Halving the credit will cost some very big companies a lot of money, and no other company more so than CVS of Woonsocket. CVS, as has been reported, has saved millions each year under the Jobs Development Act. For example, last year the pharmacy giant (2011 net revenues of $107 billion) saved over $15 million on its tax bill to Rhode Island because of the JDA. And, naturally, it is fighting back against any thought of cuts to the JDA and holding up the prospect that it can grow its workforce outside Rhode Island if it so decides. It could even choose to relocate its corporate and other operations out of the Ocean State entirely, taking thousands of jobs with it. Just the thought of something like that that makes legislators nervous, as it should.

Regardless of the arguments pro and con when it comes to tax breaks for new hires and maintenance of employment levels, what has CVS done to deserve such breaks? The company is making a forceful argument on its behalf. To qualify for the JDA tax credits, companies have to add jobs starting at $40,000 a year with benefits; CVS says it has added and retained 2,100 job in-state since 1997, while also adding infrastructure and contributing more than $1.2 billion to the state’s GDP. GDP contributions are important because companies create a “multiplier effect” when they engage vendors and suppliers and their employees spend their earnings in the local economy. Plus, companies like CVS support many good causes – the CVS Caremark Charity Classic and their recently announced pharmacy program with the RI Free Clinic, to name just two. Undoubtedly, having CVS remain headquartered here in Rhode Island paying good wages and contributing to the community is vital to our economy.

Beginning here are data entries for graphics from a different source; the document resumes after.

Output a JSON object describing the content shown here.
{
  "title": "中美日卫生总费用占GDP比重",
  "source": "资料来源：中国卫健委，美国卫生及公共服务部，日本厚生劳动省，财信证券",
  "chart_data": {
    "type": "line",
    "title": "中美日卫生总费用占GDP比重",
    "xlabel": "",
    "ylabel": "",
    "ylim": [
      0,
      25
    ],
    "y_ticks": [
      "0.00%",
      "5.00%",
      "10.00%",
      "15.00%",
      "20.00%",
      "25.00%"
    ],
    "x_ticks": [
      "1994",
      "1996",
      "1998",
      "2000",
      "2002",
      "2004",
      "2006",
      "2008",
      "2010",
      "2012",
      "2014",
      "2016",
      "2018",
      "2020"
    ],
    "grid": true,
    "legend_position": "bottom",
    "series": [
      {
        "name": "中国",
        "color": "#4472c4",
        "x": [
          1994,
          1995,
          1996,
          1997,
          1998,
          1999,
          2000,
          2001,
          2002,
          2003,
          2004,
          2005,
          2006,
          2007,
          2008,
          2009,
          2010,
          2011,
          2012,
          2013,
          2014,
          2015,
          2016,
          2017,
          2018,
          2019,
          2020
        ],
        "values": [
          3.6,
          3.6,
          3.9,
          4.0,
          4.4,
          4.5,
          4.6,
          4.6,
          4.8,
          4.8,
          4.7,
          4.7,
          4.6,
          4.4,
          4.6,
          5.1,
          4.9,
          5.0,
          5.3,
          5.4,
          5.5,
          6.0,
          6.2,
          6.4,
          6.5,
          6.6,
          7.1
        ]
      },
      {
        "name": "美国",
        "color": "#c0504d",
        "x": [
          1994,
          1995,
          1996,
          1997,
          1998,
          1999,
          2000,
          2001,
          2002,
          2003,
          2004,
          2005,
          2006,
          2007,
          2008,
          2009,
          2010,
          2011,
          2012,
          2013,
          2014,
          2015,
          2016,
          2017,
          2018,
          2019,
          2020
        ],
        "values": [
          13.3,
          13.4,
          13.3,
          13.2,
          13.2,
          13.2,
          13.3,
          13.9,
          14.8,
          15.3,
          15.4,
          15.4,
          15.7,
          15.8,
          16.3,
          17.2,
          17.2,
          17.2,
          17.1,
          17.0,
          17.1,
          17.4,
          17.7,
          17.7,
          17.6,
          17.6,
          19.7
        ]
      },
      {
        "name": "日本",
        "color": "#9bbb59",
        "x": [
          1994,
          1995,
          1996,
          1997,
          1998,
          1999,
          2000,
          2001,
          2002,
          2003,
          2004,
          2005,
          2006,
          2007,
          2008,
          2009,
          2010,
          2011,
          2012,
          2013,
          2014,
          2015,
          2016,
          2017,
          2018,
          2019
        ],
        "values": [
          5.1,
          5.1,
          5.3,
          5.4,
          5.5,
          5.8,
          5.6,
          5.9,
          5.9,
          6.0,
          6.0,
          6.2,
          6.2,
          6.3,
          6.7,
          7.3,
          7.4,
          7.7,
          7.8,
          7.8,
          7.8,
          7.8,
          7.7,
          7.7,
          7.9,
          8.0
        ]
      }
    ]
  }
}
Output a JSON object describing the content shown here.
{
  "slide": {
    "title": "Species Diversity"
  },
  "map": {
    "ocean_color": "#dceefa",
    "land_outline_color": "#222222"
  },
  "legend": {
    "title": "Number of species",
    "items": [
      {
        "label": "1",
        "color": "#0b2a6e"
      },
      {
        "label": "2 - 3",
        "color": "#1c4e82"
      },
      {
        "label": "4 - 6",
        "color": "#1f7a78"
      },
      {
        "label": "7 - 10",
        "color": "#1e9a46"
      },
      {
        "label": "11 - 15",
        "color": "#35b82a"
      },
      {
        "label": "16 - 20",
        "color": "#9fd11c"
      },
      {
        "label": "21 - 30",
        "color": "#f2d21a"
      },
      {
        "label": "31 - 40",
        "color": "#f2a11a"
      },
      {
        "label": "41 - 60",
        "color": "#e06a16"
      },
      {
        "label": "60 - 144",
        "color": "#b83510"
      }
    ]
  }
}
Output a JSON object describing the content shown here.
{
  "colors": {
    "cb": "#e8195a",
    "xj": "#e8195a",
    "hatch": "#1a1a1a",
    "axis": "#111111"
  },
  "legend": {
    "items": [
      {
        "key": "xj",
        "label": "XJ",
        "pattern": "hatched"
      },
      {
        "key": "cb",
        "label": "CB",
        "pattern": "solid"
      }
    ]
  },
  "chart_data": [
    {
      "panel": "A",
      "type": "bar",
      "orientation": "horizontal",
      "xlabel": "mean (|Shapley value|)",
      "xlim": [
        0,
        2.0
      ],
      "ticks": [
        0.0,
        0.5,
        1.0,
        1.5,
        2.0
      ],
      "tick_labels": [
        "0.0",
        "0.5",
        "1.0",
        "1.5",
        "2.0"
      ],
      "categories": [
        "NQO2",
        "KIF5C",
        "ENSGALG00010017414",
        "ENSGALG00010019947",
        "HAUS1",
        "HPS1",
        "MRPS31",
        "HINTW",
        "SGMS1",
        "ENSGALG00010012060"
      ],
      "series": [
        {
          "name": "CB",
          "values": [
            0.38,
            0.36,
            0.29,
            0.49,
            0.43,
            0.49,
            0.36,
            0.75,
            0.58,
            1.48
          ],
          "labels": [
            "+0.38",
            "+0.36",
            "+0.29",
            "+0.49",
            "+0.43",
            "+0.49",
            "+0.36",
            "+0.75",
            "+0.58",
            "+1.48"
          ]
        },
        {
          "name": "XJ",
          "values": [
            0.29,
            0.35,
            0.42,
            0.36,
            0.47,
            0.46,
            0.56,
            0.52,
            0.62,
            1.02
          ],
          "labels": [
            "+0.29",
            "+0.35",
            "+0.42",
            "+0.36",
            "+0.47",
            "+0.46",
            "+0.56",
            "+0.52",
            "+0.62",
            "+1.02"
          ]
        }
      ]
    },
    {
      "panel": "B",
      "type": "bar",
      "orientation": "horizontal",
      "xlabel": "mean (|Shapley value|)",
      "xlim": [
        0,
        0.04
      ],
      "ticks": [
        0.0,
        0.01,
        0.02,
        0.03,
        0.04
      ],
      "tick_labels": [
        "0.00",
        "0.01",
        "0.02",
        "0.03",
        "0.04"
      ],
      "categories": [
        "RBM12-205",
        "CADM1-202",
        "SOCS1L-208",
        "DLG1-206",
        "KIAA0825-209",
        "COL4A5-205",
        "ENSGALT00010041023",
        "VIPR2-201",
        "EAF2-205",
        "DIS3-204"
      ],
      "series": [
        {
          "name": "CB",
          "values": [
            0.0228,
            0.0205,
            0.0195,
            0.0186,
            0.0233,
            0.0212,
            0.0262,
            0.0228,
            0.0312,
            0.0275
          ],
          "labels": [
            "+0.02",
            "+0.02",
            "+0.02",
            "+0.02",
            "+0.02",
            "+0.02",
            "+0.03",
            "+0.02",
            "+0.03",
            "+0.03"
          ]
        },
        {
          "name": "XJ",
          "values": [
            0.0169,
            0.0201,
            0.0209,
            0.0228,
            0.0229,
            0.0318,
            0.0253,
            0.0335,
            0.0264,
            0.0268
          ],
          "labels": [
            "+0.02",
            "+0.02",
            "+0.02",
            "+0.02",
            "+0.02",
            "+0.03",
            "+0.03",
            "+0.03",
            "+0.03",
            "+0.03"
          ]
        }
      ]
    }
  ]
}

But all companies face the same challenges, and all companies hire when they need to, so why should taxpayers subsidize certain companies for doing what most companies would do anyway? Even accepting the fact that life is unfair, the principle of tax fairness after all should not create a special class of favored employers, who share their tax savings with investors on the backs of taxpayers.

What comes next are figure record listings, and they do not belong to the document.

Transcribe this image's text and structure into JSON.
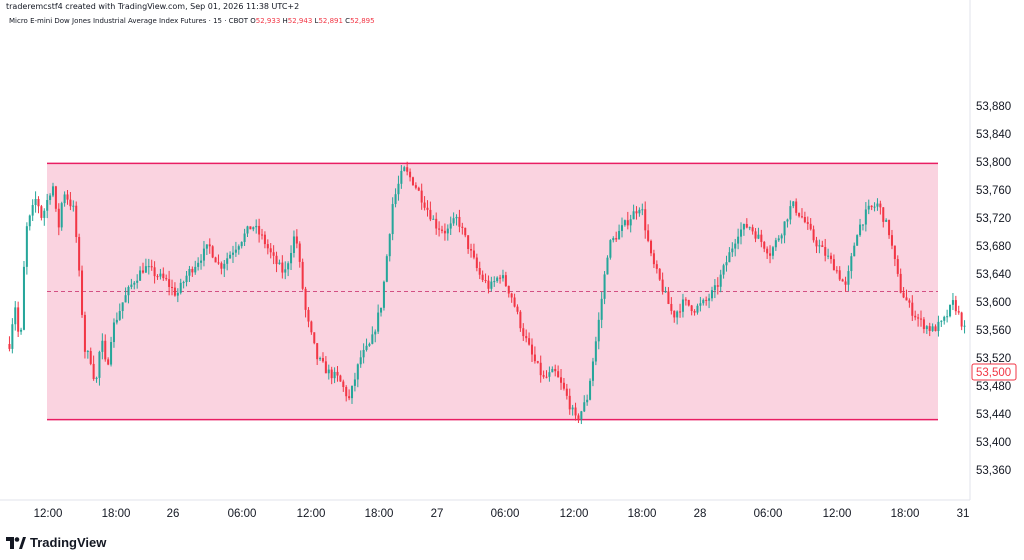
{
  "header": {
    "attribution": "traderemcstf4 created with TradingView.com, Sep 01, 2026 11:38 UTC+2",
    "symbol": "Micro E-mini Dow Jones Industrial Average Index Futures · 15 · CBOT",
    "open_label": "O",
    "open": "52,933",
    "high_label": "H",
    "high": "52,943",
    "low_label": "L",
    "low": "52,891",
    "close_label": "C",
    "close": "52,895"
  },
  "footer": {
    "brand": "TradingView",
    "logo_icon": "tradingview-logo-icon"
  },
  "colors": {
    "up": "#26a69a",
    "down": "#f23645",
    "zone_fill": "#f8bbd0",
    "zone_border": "#e91e63",
    "price_label": "#f23645"
  },
  "chart_data": {
    "type": "candlestick",
    "interval": "15",
    "y_axis": {
      "position": "right",
      "range": [
        53330,
        53910
      ],
      "ticks": [
        53360,
        53400,
        53440,
        53480,
        53520,
        53560,
        53600,
        53640,
        53680,
        53720,
        53760,
        53800,
        53840,
        53880
      ],
      "tick_labels": [
        "53,360",
        "53,400",
        "53,440",
        "53,480",
        "53,520",
        "53,560",
        "53,600",
        "53,640",
        "53,680",
        "53,720",
        "53,760",
        "53,800",
        "53,840",
        "53,880"
      ]
    },
    "x_axis": {
      "tick_labels": [
        "12:00",
        "18:00",
        "26",
        "06:00",
        "12:00",
        "18:00",
        "27",
        "06:00",
        "12:00",
        "18:00",
        "28",
        "06:00",
        "12:00",
        "18:00",
        "31"
      ]
    },
    "last_price": {
      "value": 53500,
      "label": "53,500"
    },
    "range_zone": {
      "top": 53798,
      "bottom": 53432,
      "mid_dashed": 53615
    },
    "price_path": [
      [
        0,
        53540
      ],
      [
        1,
        53600
      ],
      [
        2,
        53530
      ],
      [
        3,
        53700
      ],
      [
        5,
        53750
      ],
      [
        6,
        53720
      ],
      [
        8,
        53770
      ],
      [
        9,
        53700
      ],
      [
        10,
        53760
      ],
      [
        12,
        53730
      ],
      [
        14,
        53530
      ],
      [
        15,
        53520
      ],
      [
        16,
        53480
      ],
      [
        17,
        53550
      ],
      [
        18,
        53500
      ],
      [
        19,
        53560
      ],
      [
        21,
        53600
      ],
      [
        23,
        53630
      ],
      [
        25,
        53650
      ],
      [
        27,
        53640
      ],
      [
        29,
        53630
      ],
      [
        31,
        53610
      ],
      [
        33,
        53640
      ],
      [
        35,
        53660
      ],
      [
        37,
        53680
      ],
      [
        39,
        53650
      ],
      [
        41,
        53670
      ],
      [
        43,
        53690
      ],
      [
        45,
        53710
      ],
      [
        47,
        53690
      ],
      [
        49,
        53660
      ],
      [
        51,
        53640
      ],
      [
        53,
        53700
      ],
      [
        55,
        53580
      ],
      [
        57,
        53520
      ],
      [
        59,
        53500
      ],
      [
        61,
        53490
      ],
      [
        63,
        53460
      ],
      [
        65,
        53520
      ],
      [
        67,
        53540
      ],
      [
        69,
        53600
      ],
      [
        71,
        53740
      ],
      [
        73,
        53790
      ],
      [
        75,
        53770
      ],
      [
        77,
        53740
      ],
      [
        79,
        53710
      ],
      [
        81,
        53700
      ],
      [
        83,
        53720
      ],
      [
        85,
        53680
      ],
      [
        87,
        53640
      ],
      [
        89,
        53620
      ],
      [
        91,
        53640
      ],
      [
        93,
        53610
      ],
      [
        95,
        53560
      ],
      [
        97,
        53520
      ],
      [
        99,
        53490
      ],
      [
        101,
        53500
      ],
      [
        103,
        53470
      ],
      [
        105,
        53430
      ],
      [
        107,
        53460
      ],
      [
        109,
        53560
      ],
      [
        111,
        53680
      ],
      [
        113,
        53700
      ],
      [
        115,
        53720
      ],
      [
        117,
        53740
      ],
      [
        119,
        53660
      ],
      [
        121,
        53620
      ],
      [
        123,
        53580
      ],
      [
        125,
        53600
      ],
      [
        127,
        53590
      ],
      [
        129,
        53600
      ],
      [
        131,
        53620
      ],
      [
        133,
        53660
      ],
      [
        135,
        53700
      ],
      [
        137,
        53710
      ],
      [
        139,
        53690
      ],
      [
        141,
        53670
      ],
      [
        143,
        53700
      ],
      [
        145,
        53740
      ],
      [
        147,
        53720
      ],
      [
        149,
        53690
      ],
      [
        151,
        53670
      ],
      [
        153,
        53650
      ],
      [
        155,
        53620
      ],
      [
        157,
        53700
      ],
      [
        159,
        53730
      ],
      [
        161,
        53740
      ],
      [
        163,
        53700
      ],
      [
        165,
        53620
      ],
      [
        167,
        53590
      ],
      [
        169,
        53570
      ],
      [
        171,
        53560
      ],
      [
        173,
        53570
      ],
      [
        175,
        53600
      ],
      [
        177,
        53560
      ]
    ]
  }
}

So both arguments have merit and the hard choice is which side to favor at this point to accomplish a larger purpose. Lowering the corporate tax rate will benefit all businesses, small and large, while allowing certain companies to take advantage of tax credits based on hiring and retention of good paying jobs helps those companies grow their workforce and pump more money into the local economy. Since the art of successful politics is compromise, we should expect our legislators to find a common middle ground that satisfies both sides of this debate.